Question

Find the equation of tangent of the curve $y = \cos(x+y)$, $-2\pi \leq x \leq 2\pi$, which is parallel to the line $x + 2y = 0$.

Hint:

For tangents parallel to a line: find slope from given line, equate with $\dfrac{dy}{dx}$ of curve, then find points and equations.

Answer 1

Step 1: Slope of the given line. Equation: $x + 2y = 0 \;\Rightarrow\; y = -\tfrac{1}{2}x$. So, slope = $-\tfrac{1}{2}$.

Step 2: Differentiate the curve. Curve: \[ y = \cos(x+y) \] Differentiate both sides w.r.t. $x$: \[ \frac{dy}{dx} = -\sin(x+y)\left(1 + \frac{dy}{dx}\right) \] \[ \frac{dy}{dx} + \sin(x+y)\frac{dy}{dx} = -\sin(x+y) \] \[ \frac{dy}{dx}(1 + \sin(x+y)) = -\sin(x+y) \] \[ \frac{dy}{dx} = \frac{-\sin(x+y)}{1 + \sin(x+y)} \]

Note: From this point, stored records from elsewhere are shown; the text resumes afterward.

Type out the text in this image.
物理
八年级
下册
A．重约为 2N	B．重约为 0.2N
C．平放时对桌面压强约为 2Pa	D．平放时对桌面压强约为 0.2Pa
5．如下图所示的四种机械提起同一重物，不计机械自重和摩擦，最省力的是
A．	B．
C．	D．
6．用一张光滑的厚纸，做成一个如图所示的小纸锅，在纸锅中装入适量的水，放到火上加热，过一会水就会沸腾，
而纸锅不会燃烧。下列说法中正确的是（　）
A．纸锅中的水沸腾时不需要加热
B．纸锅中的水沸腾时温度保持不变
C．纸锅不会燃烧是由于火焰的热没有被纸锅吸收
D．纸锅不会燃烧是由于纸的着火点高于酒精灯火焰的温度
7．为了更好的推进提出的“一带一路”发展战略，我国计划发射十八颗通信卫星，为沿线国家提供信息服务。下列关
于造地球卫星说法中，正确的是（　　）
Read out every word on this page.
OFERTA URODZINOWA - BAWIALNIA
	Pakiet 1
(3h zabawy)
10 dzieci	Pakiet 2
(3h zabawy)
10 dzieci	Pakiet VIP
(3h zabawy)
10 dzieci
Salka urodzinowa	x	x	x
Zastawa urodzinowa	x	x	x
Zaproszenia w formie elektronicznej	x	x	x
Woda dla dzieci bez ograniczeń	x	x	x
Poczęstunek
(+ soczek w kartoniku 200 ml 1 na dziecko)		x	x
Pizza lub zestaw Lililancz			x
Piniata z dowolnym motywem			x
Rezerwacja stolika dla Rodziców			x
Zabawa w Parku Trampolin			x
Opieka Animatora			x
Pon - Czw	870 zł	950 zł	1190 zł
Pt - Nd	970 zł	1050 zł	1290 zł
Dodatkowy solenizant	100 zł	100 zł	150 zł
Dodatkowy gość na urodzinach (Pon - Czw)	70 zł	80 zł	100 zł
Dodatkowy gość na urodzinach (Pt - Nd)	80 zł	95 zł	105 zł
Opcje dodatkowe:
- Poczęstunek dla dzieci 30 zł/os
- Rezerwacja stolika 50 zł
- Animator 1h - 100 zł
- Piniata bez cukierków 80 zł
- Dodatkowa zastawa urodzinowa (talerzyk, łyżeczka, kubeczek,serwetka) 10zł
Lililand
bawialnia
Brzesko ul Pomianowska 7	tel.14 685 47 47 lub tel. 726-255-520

Step 3: Condition for parallelism. We need $\dfrac{dy}{dx} = -\tfrac{1}{2}$. \[ \frac{-\sin(x+y)}{1 + \sin(x+y)} = -\frac{1}{2} \] \[ \frac{\sin(x+y)}{1 + \sin(x+y)} = \frac{1}{2} \] \[ 2 \sin(x+y) = 1 + \sin(x+y) $\Rightarrow$ \sin(x+y) = 1 \]

Step 4: Corresponding points. If $\sin(x+y) = 1 \;\Rightarrow\; x+y = \frac{\pi}{2} + 2n\pi$. Also, from curve $y = \cos(x+y) = \cos\left(\frac{\pi}{2} + 2n\pi\right) = 0$. So, $y=0$, $x = \frac{\pi}{2} + 2n\pi$. For $-2\pi \leq x \leq 2\pi$, possible $x = -\tfrac{3\pi}{2}, \; \tfrac{\pi}{2}$.

Step 5: Equation of tangent. Equation of tangent: $y - y_{1} = m(x - x_{1})$, with $m = -\tfrac{1}{2}$. At $\left(\tfrac{\pi}{2},0\right)$: \[ y - 0 = -\tfrac{1}{2}(x - \tfrac{\pi}{2}) \] \[ x + 2y - \tfrac{\pi}{2} = 0 \] At $\left(-\tfrac{3\pi}{2},0\right)$: \[ y - 0 = -\tfrac{1}{2}(x + \tfrac{3\pi}{2}) \] \[ x + 2y + \tfrac{3\pi}{2} = 0 \]

Final Answer: \[ \boxed{\; x + 2y - \tfrac{\pi}{2} = 0 \text{or} x + 2y + \tfrac{3\pi}{2} = 0 \;} \]